Начало мая выдалось во всех смыслах жарким: солнце стояло высоко, температура воздуха поднималась до двадцати градусов, и, кроме того, внезапно подошел срок сдачи кандидатских экзаменов (что оказалось для Кирилла натуральным – и не слишком приятным – сюрпризом). Английский язык, ладно, особых проблем не вызывал, а вот с латынью пришлось помучиться – сравнительно молодой и бодрый профессор-латинист Тимур Васильевич Дубинин был требователен, строг и не желал слушать никаких оправданий: «Историк шахмат не может обходиться без знания латинского языка. Как вы будете читать De Ludo Schacorum[20] Луки Пачоли? В кошмарных переводах на английский? Жду вас через три дня, и разберитесь с согласованием времен!» В итоге к Дубинину Кирилл ходил четыре раза, пока тот не поставил «удовлетворительно» – а ведь еще предстояло отчитаться перед учебным советом о ходе диссертационной работы, а для этого сначала переговорить с Абзаловым и т. д. Вдобавок ко всему Кирилла изловила-таки кастелянша общежития (в самый неудачный момент, когда он возвращался под утро пьяным с дня рождения Ноны) – пришлось принимать участие в добровольном мытье окон.

Словом, дел хватало.

О статьях Крамника Кирилл не вспоминал – тем более что вероятность отыскать их представлялась практически нулевой. Рассказанная Брянцевым история про Александра Сергеевича Броткина, «гениального ученика Уляшова», была, судя по всему, банальной мистификацией. Следовало сразу догадаться – уж слишком складно все комбинировалось. В самом деле: Брянцев случайно узнаёт, что Кириллу нужны работы Крамника, и сию же секунду бросается помогать (хотя зачем бы ему это?), и ловко выводит на сцену какого-то мифического ученого, о котором никто никогда не слышал, но который – надо же, какое совпадение! – именно Крамником всю жизнь и занимался, и имеет какие-то редкие материалы, и работает при этом не где-нибудь в Хабаровске, а – вот так везение – в Петербурге, в одном из корпусов Университета на Петроградской стороне. (Конечно, жизнь способна разыгрывать и не такие партии, и Кирилл лишний раз все перепроверил. Увы, фамилия «Броткин» в самом деле никому ничего не говорила. О Броткине (якобы своем «лучшем ученике») ни словом не обмолвился Уляшов, о Броткине никогда не упоминал Иван Галиевич, о Броткине ничего не слышала и Майя (в целом, как выяснилось, отлично знавшая всю подноготную академической жизни Петербурга); Броткин не числился в телефонной книге Университета, Броткин отсутствовал в списке штатных сотрудников кафедры анализа закрытых начал. Броткин просто-напросто не существовал.)

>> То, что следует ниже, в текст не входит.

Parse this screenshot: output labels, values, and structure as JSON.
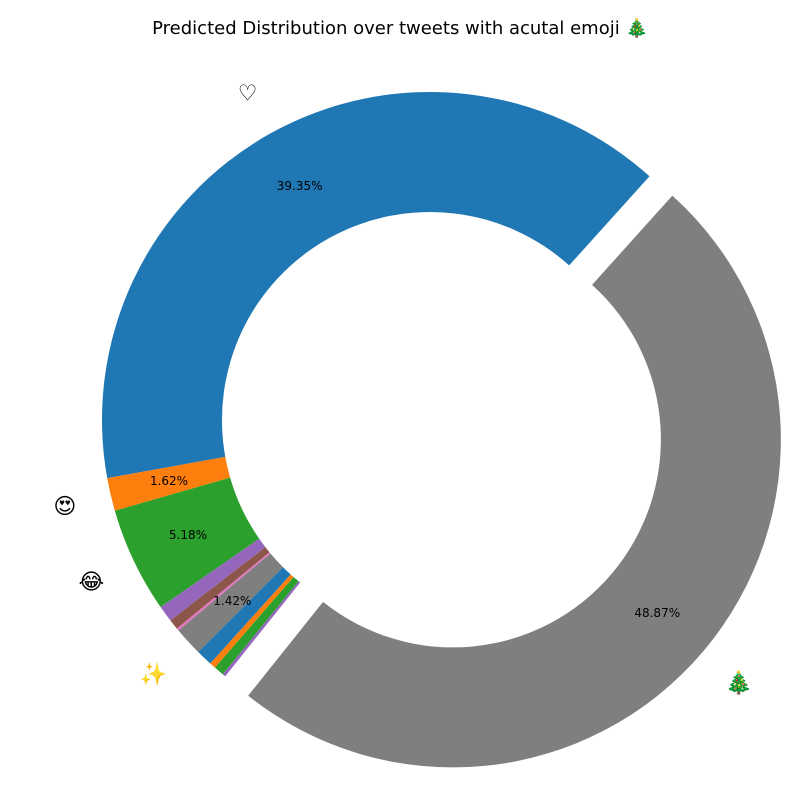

Что ж, это было вполне в духе Брянцева: сочинить спьяну дурацкий розыгрыш, состряпать историю, в которой ни на клетку правдоподобия (и еще подпустить туда мерзкого непристойного душка: «Будь осторожен, ведь Броткин – извращенец!»; сам ты, Андрей, наверное, сексуальный извращенец, с такими разговорами и поведением).

Впрочем, черт с ним, с Брянцевым, есть вопросы и поважней. Ведь Кирилл провел в аспирантуре целый год, а исследование так и не продвинулось. Вероятно, все же следовало, скрепя сердце, отказаться от Берлинской стены и сосредоточиться на изучении Итальянской партии – план действий, казавшийся теперь чуть ли не единственно возможным, к тому же многообещающим; Иван Галиевич тоже его одобрил.

В один из таких дней, полных забот, пришло СМС-сообщение от Майи («Skuchayu! Priezjay v gosti seichas»), и Кирилл внезапно понял, что не видел ее уже больше недели. (К тому инциденту на вечеринке у Ноны эта длительная пауза отношения не имела – просто Майя тоже была занята, сдавала зачеты, готовилась к сессии.) Купив в магазинчике возле Садовой бутылку кубанского сухого рислинга, Кирилл помчался на Петроградку. Метро «Сенная», следующая станция «Невский проспект», следующая станция «Рагозинская», как медленно ползет эскалатор, как сильно стучит сердце, как жадно глаза ищут знакомый дом. Майя, наверное, сидит у окна, на ней тонкое, почти невесомое платье, в пальцах папироска, на шее смешной кулончик; сейчас она услышит стук, и побежит к двери, и радостно распахнет ее, и улыбнется Кириллу: «Как ты быстро!» А Кирилл действительно быстро, еще быстрее, ноги сами несут его по ступенькам – и, разогнавшись, он чуть не врезается в импозантного гражданина, зачем-то остановившегося на лестничной площадке.

вернуться

20

«Об игре в шахматы» (лат.).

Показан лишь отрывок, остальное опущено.